I worry about my DD. In the grand scheme of things, she's described as having moderate learning difficulties. She's changed so much since she was dx at 3. Yet, there are some things that, I believe, will never change. For her, one of those is that she loves people and she wants to be best friends with everyone she meets. That is going to be her biggest problem as an adult. She's incredibly vulnerable.

But the thought of her living a life where some choices are off-limits to her seems awful. I'm completely torn.

x2boys · 25/10/2014 21:14

I also
have a child with ASD and development delays and learning difficulties my child is a boy however I,m not sure what I think I hope he will be able to have a relationship and maybe work in some capacity its difficult I agree ,he is only four though so who knows what will happen in the future.
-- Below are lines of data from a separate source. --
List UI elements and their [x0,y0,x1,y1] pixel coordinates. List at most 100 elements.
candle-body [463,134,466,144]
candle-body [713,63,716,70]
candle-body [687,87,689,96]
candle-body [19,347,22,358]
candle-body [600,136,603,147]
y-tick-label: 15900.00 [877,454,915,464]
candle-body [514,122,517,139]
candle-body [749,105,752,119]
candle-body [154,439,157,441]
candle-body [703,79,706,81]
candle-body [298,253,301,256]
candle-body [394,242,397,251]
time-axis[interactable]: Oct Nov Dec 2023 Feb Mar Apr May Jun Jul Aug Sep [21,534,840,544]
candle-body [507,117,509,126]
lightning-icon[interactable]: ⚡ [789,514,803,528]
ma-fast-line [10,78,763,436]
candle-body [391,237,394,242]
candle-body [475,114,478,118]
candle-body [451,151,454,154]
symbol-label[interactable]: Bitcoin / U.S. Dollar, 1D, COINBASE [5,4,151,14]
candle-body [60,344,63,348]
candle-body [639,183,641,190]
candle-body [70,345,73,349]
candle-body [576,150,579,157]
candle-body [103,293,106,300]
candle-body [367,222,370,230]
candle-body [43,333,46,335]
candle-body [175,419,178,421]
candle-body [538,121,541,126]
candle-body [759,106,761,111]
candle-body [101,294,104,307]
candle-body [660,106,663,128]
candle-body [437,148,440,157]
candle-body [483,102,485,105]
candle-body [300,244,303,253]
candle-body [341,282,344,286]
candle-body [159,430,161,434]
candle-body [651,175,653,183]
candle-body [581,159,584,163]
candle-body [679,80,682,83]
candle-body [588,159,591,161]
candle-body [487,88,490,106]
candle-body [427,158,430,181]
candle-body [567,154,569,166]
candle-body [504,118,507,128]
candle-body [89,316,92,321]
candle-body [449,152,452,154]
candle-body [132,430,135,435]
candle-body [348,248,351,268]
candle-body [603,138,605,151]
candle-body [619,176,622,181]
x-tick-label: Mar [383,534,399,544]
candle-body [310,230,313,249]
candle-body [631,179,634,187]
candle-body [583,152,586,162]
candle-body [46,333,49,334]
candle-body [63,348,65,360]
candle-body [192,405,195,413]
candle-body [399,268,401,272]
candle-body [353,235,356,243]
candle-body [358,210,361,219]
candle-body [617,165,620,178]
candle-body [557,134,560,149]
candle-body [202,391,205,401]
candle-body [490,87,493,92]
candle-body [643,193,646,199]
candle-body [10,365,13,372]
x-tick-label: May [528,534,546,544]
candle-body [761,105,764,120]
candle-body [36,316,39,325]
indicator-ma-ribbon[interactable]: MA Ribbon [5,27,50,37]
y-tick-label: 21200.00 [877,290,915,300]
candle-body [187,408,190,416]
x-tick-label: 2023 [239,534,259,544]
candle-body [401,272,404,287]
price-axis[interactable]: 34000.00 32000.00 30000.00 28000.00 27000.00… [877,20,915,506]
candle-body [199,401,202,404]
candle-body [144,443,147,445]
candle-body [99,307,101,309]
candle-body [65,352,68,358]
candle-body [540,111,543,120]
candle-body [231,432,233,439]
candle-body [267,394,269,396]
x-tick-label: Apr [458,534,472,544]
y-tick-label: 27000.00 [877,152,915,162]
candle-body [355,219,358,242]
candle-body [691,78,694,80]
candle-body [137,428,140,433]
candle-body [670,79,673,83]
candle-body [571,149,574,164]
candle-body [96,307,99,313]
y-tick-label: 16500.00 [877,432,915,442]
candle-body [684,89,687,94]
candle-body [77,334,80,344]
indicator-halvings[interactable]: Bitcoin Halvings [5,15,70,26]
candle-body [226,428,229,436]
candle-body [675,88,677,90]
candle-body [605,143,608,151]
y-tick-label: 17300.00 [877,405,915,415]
Aeroflotgirl · 25/10/2014 21:48

It is hard as they are still so young, dd is only 7. Who knows, I hope she will do most stuff her nt peers will be able to do, she is quite Hugh functioning.

OP posts:
2shoeprintsintheblood · 25/10/2014 22:17

how strange
on mn nearly all the time, when considering pregnancy for any reason, pretty much every body shouts about the woman having the right to decide.
yet on here the OP is using the fact that the personmight get pregnant, as her reason.
double standards or what.
in this day and age, a woman with LD'S should surely have the same rights as a nt woman.
if they don't ......now that is a slippery slope.

MrsDeVere · 25/10/2014 22:42

This reply has been deleted

Message withdrawn at poster's request.

TestingTestingWonTooFree · 26/10/2014 03:03

There are plenty of people who are poor parents to the extent they will not be allowed to keep their children - that doesn't mean they can't consent to sex.

Mrsstarlord · 26/10/2014 06:25

Mrs Devere

Excellent, if incredibly sad post.

Swingball · 26/10/2014 09:06

This has unfortunately been my professional experience too Mrs Devere and I am incredibly worried that we are failing parents with LD - we as in health/social/childcare professionals. I know I'm not the only one of my colleagues (across different disciplines) who is concerned about this, but I don't have any ready answers as to how to address it sadly. Well, a lot more resources targeted in that area would help obviously.

krasnayaplats · 26/10/2014 15:27

I haven't read all the posts, so apologies if this is repetitive. I think you can recognise that someone is vulnerable to abuse and does not have the cognitive abilities to protect herself from abuse and exploitation. But must that always mean a blanket view that she is unable to consent to any sexual relations? What if she is offered a loving and equal relationship? Is she to be denied the right to sexual relations in that context because if her learning disability? I realise that means someone, possibly a judge, reaching a view about particular relationships she has, but surely this is better than an all or nothing view of capacity that may deny her something good that is not denied to people without LD.

Mrsjayy · 26/10/2014 16:36

Mrsdv your stories have shocked me being sterilised without consent is barbaric

victoryinthekitchen · 26/10/2014 19:13

It really is a mine field and the fact remains that many people in the community prey on vulnerable adults with LD. Plus the current economic climate of cut backs isn't helping to support people with LD as eligibility for support services has been tightened. In my experience specialist LD teams have been removed and social workers from Older Adult teams are picking up LD cases. LD is a specialist area which requires dedicated and experienced professionals. As swingball says we are failing parents with LD and in my opinion adults with LD in general.

KnittedJimmyBoos · 26/10/2014 19:22

Unfortunalty we are not equipped well as a society to deal with people with LD living in the community in a myriad of ways. until we are I think its best to remain as cautious as possible erring on side of safety.